Planning for retirement can be complex, as anyone nearing the end of their working life will tell you. Yet, navigating the myriad of choices, both socially and financially, doesn’t have to be such a mystery. Here are a few tips to help you avoid common mistakes that retirees often make:
1. Failing to have a plan
Many retirees have several streams of income to provide for them during their retirement. Making the most out of those revenue streams is vital to a stress free retirement, as imprudent investment or inadequate planning can lead to unnecessary worries. We recommend getting in contact with a local financial adviser in order to set out a plan that’ll let you focus less on worrying about income and more on enjoying your well-earned retirement.
2. Spending your pension fund first
If you put back spending your pension fund and exhaust other available cash and investments first, you could keep more of your money sheltered from the taxman. Not using your pension fund until you have to could help the beneficiaries of your estate avoid inheritance tax (IHT).
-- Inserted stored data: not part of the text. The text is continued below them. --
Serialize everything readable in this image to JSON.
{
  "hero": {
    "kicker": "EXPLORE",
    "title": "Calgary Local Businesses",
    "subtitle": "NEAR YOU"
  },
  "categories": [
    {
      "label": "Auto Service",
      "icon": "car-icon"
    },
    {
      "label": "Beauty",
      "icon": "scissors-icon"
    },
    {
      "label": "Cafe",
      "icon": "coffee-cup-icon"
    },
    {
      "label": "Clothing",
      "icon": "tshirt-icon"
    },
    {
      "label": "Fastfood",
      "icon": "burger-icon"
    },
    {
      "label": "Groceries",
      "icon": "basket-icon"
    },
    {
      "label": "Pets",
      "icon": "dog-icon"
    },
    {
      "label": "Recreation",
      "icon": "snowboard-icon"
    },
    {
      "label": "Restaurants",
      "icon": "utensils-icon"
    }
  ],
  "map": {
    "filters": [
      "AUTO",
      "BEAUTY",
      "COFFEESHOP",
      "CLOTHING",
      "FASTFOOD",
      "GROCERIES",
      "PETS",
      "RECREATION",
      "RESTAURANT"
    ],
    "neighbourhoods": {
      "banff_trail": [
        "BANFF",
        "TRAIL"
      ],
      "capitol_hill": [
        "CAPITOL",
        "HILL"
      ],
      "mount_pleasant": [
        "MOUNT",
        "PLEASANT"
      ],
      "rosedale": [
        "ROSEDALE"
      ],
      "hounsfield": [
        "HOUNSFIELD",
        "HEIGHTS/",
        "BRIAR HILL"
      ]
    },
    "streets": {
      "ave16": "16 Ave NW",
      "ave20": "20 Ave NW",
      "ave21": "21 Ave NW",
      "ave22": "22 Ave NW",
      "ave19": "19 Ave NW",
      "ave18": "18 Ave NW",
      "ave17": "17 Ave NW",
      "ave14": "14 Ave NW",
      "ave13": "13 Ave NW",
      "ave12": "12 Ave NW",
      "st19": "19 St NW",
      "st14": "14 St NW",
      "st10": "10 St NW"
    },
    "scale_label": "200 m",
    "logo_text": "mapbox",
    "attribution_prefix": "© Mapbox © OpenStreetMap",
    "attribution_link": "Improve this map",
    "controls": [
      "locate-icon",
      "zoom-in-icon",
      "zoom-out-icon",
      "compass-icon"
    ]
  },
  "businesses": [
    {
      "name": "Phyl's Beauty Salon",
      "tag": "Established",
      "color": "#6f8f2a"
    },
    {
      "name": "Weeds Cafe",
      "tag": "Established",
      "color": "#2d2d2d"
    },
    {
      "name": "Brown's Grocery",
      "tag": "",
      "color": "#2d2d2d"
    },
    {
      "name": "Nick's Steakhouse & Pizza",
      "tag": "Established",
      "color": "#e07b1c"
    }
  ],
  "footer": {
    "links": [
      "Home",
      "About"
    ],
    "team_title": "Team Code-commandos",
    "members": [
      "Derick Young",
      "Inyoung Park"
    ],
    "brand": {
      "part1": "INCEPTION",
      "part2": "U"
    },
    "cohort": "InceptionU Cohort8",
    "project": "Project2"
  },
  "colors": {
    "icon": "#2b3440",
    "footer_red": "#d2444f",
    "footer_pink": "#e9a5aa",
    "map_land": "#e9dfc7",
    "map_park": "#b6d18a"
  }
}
3. Not taking advantage of the concessions
There are a huge number of price reductions for pensioners over a certain age. This ranges from reduced prices of cinema tickets to discounts on train fares. If you’re at or in retirement, we recommend you take full advantage of these discounts as every penny saved provides greater financial security for yourself and your family.
4. Letting your heirs take the full brunt of IHT
IHT can cost your loved ones a vast sum if you were to pass away. There are lots of ways to safeguard your assets and protect your beneficiaries from losing out. Planning to leave assets to your spouse or making gifts are effective ways to avoid the tax, among other valuable strategies.
5. Believing property is the only asset worth owning
Property can be an important source of retirement income, but it’s not the only way to generate extra income. Property can frequently incur maintenance expenses, whilst dealing with tenants can take up valuable time that could be better spent making the most out of your retirement. As with most investments, though, there are pros and cons to investing in property.
6. Getting scammed
When you sell your business or give up work, it seems that all manner of people suddenly become experts, start making claims or want to offer you a “great” investment opportunity. Ploys can consist of unexpected contact with promises of high (or guaranteed) returns and pressure to make decisions fast. The Financial Conduct Authority’s website has a ‘ScamSmart’ page that’s definitely worth a look (https://www.fca.org.uk/scamsmart).
The Financial Conduct Authority does not regulate tax advice. A pension is a long-term investment. The fund value may fluctuate and can go down, which would have an impact on the level of pension benefits available. Any reference to tax treatment depends on the individual circumstances of each client and may be subject to change in future.